Later on, they say that if we assume the empirical distribution $\phi = \tfrac{1}{N}$, this simplifies to standard kernel density estimator and that
In our approach, the task of inferring $f$ is delegated to the inferral of $\phi$, so we must assign $\phi$ a prior. But first we need to assign a measure on $\phi$-space. Here, we anticipate the requirements of practical computation by writing (2) in matrix form $f = K \Phi$ with the abscissa partitioned into some potentially large number $M$ of disjoint cells $\{\mathcal{C}_i , i = 1, \dots, M\}$, and with the latent density decomposed into corresponding amounts
$$ \Phi_i = \int_{\mathcal{C}_i} \phi(x) \, dx \tag{4} $$
Next, they say that to compute the posterior, one needs to take integrals over $\Phi$, so we need to define a measure over it and they suggest Dirichlet density measure. In such construction, "smoothness is included through $K$ and not $\phi$". They suggest flat prior for $\Phi$ and recognize this as a Dirichlet process as described by Ferguson (1973, 1974). Since I am not sure if I understand them correctly, I am looking for a reassurance.
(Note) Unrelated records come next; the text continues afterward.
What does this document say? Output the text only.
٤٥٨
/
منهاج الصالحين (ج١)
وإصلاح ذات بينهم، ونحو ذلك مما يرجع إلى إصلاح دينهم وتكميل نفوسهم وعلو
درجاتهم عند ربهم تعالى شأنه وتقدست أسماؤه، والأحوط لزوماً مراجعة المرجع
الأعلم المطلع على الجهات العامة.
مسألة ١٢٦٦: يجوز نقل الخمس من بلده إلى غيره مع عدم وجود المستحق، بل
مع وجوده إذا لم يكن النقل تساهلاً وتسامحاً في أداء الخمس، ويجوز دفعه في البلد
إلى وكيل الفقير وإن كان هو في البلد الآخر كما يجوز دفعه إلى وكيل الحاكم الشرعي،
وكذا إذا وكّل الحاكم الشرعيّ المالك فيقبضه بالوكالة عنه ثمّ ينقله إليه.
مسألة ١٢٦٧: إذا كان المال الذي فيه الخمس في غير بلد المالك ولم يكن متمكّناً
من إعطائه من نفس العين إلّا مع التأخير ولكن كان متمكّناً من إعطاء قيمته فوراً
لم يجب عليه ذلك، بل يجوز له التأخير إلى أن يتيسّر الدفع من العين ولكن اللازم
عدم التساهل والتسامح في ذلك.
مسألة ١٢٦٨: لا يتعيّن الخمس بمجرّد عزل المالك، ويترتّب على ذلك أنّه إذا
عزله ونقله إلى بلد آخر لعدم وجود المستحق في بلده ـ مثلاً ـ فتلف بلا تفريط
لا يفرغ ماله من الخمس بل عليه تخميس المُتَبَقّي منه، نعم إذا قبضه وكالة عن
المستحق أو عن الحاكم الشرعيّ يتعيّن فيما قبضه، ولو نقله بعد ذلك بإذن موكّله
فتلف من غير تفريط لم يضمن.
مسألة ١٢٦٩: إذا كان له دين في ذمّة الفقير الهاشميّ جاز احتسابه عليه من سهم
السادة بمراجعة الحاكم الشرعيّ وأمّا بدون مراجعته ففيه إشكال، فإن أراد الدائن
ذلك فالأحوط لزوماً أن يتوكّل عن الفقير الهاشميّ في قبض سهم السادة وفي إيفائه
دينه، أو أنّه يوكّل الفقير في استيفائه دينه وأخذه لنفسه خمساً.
As far as I understand, from practical point of view, their approach can be understood as of a kind of finite mixture, where $M$ components described by kernels $K$ centered at the midpoints $x_1',\dots,x'_M$ appear randomly with probabilities $\phi_1,\dots,\phi_M$ that are distributed according to Dirichlet distribution with uniform prior, that gets updated when we observe cases that fall into the cells. If so, the model can be easily estimated using Monte Carlo simulation that draws the $\phi_i$ weights from the Dirichlet distribution and uses them as weights in standard weighted kernel density estimator
$$ f(x) = \sum_{i=1}^M \phi_i \, K(x, x'_i) $$
Is this correct, or am I missing something?
References (unfortunately, both behind a paywall):
Sibisi, S., & Skilling, J. (1996). Bayesian Density Estimation. In Maximum Entropy and Bayesian Methods (pp. 189-198). Springer.
Sibisi, S., & Skilling, J. (1997). Prior distributions on measure space. Journal of the Royal Statistical Society: Series B (Statistical Methodology), 59(1), 217-235.